Despite the clear and inarguable benefits of a U.S.-Colombia Trade Promotion Agreement, some Americans remain fearful of free trade and, more broadly, international engagement, and would choose to isolate the U.S. economy from the world. Doing so would be more than bad foreign policy; it would be bad business. Free trade provides access to previously closed markets, which in turn leads to increased opportunities for America’s companies and their workers and increases American competitiveness. For example:

• Exports to our NAFTA partners have doubled since passage of the agreement in 1993.

• The U.S.-Chile agreement has more than tripled U.S. exports to Chile since its passage.

• U.S. exports to Jordan have increased 90 percent since passage of the US-Jordan agreement in 2001.

International trade has never been more important to the U.S. economy. Forty years ago, it was just a drop in the bucket. Over the last decade, exports have accounted for approximately 30 percent of U.S. economic growth.

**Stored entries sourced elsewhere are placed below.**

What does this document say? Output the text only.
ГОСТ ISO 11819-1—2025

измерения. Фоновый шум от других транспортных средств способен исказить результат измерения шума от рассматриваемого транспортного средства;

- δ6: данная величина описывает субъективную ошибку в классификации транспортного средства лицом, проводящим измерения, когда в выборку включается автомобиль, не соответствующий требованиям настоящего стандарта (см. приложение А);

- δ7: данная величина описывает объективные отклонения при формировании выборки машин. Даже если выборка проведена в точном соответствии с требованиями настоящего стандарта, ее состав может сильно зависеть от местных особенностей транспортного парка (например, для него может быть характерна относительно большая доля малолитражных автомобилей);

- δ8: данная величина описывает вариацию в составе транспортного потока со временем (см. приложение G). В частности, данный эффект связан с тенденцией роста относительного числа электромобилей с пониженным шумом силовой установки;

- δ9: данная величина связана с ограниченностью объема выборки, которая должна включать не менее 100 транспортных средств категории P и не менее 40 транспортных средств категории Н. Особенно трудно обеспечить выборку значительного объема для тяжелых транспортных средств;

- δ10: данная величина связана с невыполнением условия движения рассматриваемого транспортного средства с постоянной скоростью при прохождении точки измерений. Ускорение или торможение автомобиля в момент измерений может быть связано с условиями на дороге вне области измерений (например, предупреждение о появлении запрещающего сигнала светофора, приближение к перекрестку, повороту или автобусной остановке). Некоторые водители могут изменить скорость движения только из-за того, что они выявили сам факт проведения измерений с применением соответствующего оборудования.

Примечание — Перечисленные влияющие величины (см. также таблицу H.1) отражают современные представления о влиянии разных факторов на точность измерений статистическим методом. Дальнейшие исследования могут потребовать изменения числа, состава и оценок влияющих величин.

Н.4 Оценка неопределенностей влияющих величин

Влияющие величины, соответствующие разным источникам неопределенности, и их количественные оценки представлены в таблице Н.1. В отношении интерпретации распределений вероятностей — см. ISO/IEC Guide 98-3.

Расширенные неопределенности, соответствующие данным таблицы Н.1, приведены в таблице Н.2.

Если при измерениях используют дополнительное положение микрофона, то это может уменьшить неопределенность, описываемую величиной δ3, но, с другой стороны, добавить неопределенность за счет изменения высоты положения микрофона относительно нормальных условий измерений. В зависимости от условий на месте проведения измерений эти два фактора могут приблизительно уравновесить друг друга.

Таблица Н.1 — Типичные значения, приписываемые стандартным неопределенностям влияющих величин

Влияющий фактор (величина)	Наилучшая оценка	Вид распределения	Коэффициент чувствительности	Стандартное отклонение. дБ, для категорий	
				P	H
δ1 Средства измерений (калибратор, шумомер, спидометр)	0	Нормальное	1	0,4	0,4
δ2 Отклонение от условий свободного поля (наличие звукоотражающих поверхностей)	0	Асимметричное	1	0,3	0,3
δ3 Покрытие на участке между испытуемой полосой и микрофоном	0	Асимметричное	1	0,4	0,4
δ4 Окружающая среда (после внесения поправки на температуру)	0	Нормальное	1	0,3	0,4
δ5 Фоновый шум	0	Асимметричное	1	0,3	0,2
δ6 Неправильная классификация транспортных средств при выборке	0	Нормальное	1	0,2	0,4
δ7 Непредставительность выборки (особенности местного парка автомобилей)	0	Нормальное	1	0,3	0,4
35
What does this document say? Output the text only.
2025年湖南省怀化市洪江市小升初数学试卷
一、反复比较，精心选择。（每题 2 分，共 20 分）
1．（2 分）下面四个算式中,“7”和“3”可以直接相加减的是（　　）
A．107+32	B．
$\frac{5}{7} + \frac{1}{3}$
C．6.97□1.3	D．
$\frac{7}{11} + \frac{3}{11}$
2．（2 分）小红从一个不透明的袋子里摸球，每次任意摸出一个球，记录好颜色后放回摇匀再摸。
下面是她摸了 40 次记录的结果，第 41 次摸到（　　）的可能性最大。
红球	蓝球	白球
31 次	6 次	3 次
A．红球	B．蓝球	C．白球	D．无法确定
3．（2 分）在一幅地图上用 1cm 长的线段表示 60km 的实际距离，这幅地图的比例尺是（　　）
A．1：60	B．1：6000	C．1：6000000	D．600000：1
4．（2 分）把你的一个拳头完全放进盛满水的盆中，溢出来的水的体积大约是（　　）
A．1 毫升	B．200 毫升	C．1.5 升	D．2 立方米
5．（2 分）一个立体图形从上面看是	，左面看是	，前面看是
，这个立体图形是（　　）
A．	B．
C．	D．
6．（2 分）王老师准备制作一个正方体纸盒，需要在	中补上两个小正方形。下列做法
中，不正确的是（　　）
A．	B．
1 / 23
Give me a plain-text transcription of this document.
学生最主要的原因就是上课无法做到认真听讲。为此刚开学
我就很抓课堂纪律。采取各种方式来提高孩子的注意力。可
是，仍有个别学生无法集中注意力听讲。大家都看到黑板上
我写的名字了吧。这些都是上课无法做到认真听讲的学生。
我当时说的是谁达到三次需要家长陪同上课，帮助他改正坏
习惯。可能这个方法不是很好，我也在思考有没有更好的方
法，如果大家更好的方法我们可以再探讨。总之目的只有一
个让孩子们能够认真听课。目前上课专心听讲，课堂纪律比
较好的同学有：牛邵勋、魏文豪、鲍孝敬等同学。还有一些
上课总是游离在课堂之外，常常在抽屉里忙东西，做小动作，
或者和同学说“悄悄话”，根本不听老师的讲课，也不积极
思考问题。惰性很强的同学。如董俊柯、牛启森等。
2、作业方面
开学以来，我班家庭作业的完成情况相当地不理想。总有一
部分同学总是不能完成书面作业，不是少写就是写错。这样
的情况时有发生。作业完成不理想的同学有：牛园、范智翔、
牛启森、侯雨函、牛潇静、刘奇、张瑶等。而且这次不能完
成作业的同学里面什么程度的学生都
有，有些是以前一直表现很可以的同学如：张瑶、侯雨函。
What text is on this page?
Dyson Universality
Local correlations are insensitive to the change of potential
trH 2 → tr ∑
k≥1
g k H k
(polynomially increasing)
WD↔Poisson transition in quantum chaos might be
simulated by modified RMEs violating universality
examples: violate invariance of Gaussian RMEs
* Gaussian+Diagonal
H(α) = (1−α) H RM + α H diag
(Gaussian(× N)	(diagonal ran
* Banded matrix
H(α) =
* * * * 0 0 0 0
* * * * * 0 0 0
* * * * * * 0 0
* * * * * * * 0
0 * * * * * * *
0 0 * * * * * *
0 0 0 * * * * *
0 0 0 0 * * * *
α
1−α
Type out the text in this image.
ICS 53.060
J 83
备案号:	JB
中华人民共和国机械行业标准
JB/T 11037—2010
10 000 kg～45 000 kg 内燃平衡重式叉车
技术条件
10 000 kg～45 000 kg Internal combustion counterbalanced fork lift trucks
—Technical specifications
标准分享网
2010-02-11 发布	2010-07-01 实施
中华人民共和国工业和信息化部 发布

In 1992, one in 10 Americans had a job involving international trade. Today, it is nearly one in five.

Access to overseas markets is critical to our economic vitality, but if we are to continue to reap the benefits of international trade, we need to act quickly. The U.S. is falling behind globally when it comes to opening markets to our goods and services. Today, we are active in only ten of the world’s 300 free trade agreements. The European Union now has more than double the number of agreements as the U.S.; Japan, China and India are outpacing us as well. Without strong engagement in the international marketplace, the U.S. is handing critical overseas opportunities to foreign competitors. If we allow these trends to continue, we will undermine the American worker.

While the presidential campaigns traverse the country and dominate the headlines, our elected officials in Washington must remain focused on the matters at hand - and few are more important than the passage of the U.S.-Colombia agreement. Every day it is not passed is another day of lost opportunities for American companies and workers. By passing the Colombia accord now, America has a rare opportunity to show the world that good trade policy and good foreign policy go hand-in-hand.

Harold McGraw III is chairman of Business Roundtable, chairman of the Emergency Committee for American Trade and chairman, president and CEO of McGraw-Hill Cos.